LONDON — The Bank of England is expected to hike interest rates for the fifth consecutive monetary policy meeting on Thursday, as it looks to rein in soaring inflation against a backdrop of slowing growth and a deteriorating currency.
At its May meeting, the Bank raised its base rate by 25 basis points to 1%, its highest level for 13 years, but warned that the British economy risks falling into recession.
Since then, fresh data has shown that U.K. inflation soared to a 40-year high of 9% annually in April as food and energy prices spiraled, and the country faces a major cost of living crisis. The Bank expects inflation to rise above 10% later this year.
Meanwhile, the economy unexpectedly shrank by 0.3% in April after a 0.1% contraction in March, the first back-to-back declines since April and March 2020.
The Organisation for Economic Co-operation and Development has forecast that the U.K. will be the weakest G-7 economy next year, as higher interest rates, tax increases, reduced trade and soaring food and energy costs weigh on households.
The OECD projects that the British economy will grow by 3.6% this year before stagnating in 2023.
Some market participants are now calling for the Monetary Policy Committee to implement a 50-basis-point hike on Thursday.
‘No good options’
Sterling is down more than 10% against the dollar year-to-date, trading at just above $1.20 on Wednesday.

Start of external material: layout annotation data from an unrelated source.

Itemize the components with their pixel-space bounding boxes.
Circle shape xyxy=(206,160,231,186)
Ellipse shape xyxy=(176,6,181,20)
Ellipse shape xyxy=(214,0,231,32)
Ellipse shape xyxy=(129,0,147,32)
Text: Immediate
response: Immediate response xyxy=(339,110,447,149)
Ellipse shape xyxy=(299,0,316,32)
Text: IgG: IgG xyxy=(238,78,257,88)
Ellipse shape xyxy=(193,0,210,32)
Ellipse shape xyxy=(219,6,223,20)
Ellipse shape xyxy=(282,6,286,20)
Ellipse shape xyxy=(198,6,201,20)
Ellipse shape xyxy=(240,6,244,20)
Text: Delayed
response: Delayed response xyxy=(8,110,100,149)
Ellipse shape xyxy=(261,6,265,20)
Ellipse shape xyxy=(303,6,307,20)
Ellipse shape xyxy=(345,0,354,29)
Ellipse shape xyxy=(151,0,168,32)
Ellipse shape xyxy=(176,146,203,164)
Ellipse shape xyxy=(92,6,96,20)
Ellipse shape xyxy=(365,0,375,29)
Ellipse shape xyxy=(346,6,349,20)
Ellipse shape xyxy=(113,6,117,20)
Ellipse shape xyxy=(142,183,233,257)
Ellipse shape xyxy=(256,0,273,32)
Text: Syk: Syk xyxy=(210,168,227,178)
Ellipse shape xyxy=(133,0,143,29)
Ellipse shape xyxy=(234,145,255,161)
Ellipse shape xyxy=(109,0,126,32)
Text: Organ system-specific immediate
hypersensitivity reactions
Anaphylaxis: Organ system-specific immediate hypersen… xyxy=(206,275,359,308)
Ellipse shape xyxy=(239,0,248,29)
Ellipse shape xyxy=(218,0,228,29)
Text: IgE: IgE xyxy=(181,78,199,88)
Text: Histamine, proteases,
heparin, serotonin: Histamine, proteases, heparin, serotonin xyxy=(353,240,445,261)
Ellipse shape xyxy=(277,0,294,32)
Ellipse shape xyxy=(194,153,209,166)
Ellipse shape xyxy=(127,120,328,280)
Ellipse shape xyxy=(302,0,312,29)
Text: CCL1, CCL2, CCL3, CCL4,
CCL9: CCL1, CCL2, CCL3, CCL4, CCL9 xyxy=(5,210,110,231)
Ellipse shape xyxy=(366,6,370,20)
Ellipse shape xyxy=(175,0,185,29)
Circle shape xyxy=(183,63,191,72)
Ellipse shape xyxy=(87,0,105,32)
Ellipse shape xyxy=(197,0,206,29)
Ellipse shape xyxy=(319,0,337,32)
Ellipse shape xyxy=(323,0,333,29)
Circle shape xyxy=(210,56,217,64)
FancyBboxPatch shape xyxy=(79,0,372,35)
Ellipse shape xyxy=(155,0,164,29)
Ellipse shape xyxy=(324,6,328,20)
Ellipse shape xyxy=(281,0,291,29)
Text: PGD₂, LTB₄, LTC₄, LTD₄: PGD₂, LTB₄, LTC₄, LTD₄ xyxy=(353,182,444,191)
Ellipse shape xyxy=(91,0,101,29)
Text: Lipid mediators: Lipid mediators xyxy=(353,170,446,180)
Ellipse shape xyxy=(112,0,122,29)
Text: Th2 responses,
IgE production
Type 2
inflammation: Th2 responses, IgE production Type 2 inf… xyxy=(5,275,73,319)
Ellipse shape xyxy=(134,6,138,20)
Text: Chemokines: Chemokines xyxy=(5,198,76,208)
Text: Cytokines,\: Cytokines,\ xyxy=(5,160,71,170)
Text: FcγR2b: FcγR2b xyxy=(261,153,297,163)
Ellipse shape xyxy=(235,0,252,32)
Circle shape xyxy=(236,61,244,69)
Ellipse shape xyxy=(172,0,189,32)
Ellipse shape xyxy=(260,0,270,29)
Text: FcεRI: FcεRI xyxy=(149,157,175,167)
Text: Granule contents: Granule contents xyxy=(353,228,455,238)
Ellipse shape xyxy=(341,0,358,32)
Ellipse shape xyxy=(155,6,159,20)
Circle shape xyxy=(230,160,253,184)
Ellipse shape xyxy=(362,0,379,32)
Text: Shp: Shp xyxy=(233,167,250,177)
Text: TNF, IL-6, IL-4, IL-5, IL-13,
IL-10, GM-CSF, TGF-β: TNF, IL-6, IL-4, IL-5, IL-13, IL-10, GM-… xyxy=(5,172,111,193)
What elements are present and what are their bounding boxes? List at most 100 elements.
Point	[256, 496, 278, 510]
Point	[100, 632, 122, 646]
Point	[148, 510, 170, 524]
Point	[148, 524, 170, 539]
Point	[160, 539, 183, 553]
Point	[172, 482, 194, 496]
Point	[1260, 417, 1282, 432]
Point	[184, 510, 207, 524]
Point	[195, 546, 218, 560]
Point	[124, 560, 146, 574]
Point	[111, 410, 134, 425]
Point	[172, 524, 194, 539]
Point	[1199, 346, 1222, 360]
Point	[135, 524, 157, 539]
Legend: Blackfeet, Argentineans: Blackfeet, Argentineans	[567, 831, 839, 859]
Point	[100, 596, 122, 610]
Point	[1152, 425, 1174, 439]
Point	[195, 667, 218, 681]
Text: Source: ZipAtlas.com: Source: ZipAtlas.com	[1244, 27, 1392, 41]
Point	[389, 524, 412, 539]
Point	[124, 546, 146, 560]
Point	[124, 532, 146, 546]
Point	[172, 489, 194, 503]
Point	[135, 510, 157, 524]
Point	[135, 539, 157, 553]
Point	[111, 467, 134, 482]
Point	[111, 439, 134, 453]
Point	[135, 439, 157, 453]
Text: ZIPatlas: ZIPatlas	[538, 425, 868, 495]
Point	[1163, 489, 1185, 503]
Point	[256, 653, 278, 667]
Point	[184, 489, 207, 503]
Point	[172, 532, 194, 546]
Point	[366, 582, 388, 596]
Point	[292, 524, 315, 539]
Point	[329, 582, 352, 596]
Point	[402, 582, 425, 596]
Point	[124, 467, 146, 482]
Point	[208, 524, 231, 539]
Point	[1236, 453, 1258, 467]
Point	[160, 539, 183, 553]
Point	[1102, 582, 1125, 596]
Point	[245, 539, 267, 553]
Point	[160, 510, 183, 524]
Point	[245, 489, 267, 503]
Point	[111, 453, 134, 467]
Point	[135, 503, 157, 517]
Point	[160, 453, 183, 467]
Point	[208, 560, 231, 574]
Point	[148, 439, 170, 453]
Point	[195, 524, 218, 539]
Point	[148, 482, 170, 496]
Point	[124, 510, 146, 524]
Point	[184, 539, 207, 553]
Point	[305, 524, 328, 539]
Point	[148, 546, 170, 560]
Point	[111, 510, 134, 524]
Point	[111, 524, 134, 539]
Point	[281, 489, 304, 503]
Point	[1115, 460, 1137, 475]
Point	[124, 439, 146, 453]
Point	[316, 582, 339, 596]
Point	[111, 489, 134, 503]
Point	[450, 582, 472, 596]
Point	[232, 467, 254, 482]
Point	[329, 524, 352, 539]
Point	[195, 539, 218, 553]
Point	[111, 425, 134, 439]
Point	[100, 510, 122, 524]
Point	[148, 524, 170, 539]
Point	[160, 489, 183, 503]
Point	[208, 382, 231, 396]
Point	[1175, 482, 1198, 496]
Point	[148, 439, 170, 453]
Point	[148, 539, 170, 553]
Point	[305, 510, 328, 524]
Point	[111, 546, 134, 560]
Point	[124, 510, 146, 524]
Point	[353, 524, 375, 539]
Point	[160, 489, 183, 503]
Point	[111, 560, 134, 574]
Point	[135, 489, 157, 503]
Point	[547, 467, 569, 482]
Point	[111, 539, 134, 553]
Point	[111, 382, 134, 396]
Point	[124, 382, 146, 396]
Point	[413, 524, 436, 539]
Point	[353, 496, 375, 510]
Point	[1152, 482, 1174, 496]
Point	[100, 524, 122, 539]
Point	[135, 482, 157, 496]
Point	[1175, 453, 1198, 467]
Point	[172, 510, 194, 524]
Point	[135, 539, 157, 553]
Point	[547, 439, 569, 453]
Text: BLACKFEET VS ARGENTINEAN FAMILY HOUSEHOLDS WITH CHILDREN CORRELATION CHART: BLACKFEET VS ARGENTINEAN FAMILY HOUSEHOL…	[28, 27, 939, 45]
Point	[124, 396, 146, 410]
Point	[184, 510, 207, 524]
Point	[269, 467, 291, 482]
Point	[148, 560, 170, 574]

Laith Khalaf, head of investment analysis at British stockbroker AJ Bell, said any sign of dovishness could weaken the currency further.
“By raising interest rates, the Bank is putting the brakes on an economy that is already slowing of its own accord. That risks the economy stalling, or worse, going into reverse,” Khalaf said in a note.
Finance Minister Rishi Sunak announced a package of measures late last month aimed at alleviating the cost of living crisis for households. This included a windfall tax on oil and gas majors that the government had long opposed previously, and Khalaf suggested that the fiscal moves free up some breathing space for the Bank of England to raise rates.
“Consumers probably won’t be best pleased to find that some of the fiscal giveaways they have been handed by the Chancellor are going to be gobbled up by higher borrowing rates, but if the Bank fails to take action and the pound comes under further pressure, that also adds to the cost of living crisis, by pushing up the price of commodities priced in dollars, especially fuel,” he said.
“It feels like there are simply no good options in front of the Bank of England.”
The U.S. Federal Reserve on Wednesday announced its sharpest rise in interest rates for almost 30 years after the U.S. consumer price index blew past economist expectations to climb by an annual 8.6% in May.
By and large, headline labor market statistics have remained relatively robust, with job vacancies rising to a record 1.3 million and employment reaching 75.6% in the three months to April, according to the Office for National Statistics.
However, some economists are beginning to spot signs of weakness that could deter the central bank from persisting with aggressive rate hikes. The Bank of England has cited labor market conditions as another key factor in its decision-making in recent months.
“As most data are based on three month averages, they still partly reflect the robust economy in February – that is, ahead of the Russian invasion of Ukraine and the intensification of COVID restrictions in China which have tanked confidence and throttled real activity since March,” Berenberg senior economist Kallum Pickering said in a note Tuesday.
Although single-month data is volatile, Pickering suggested that it warrants attention in this instance and that the monthly unemployment estimate could be a cause for concern, having jumped to 4.2% amid a 240,000 monthly rise in unemployment in April.
“As the accompanying 250k monthly drop in employment is well within the normal monthly volatility of that series, and with inactivity largely moving sideways, the unemployment spike may well be a one-off,” Pickering added.
“Indeed the further decline in the claimant count rate in May to 4.0% from 4.1% in April amid a 20k fall in claimants does not point to a trend of rising unemployment in coming months. The data are puzzling to say the least, but given the serious recession risk facing the UK (40%) we need to keep an eye on such trends in coming months.”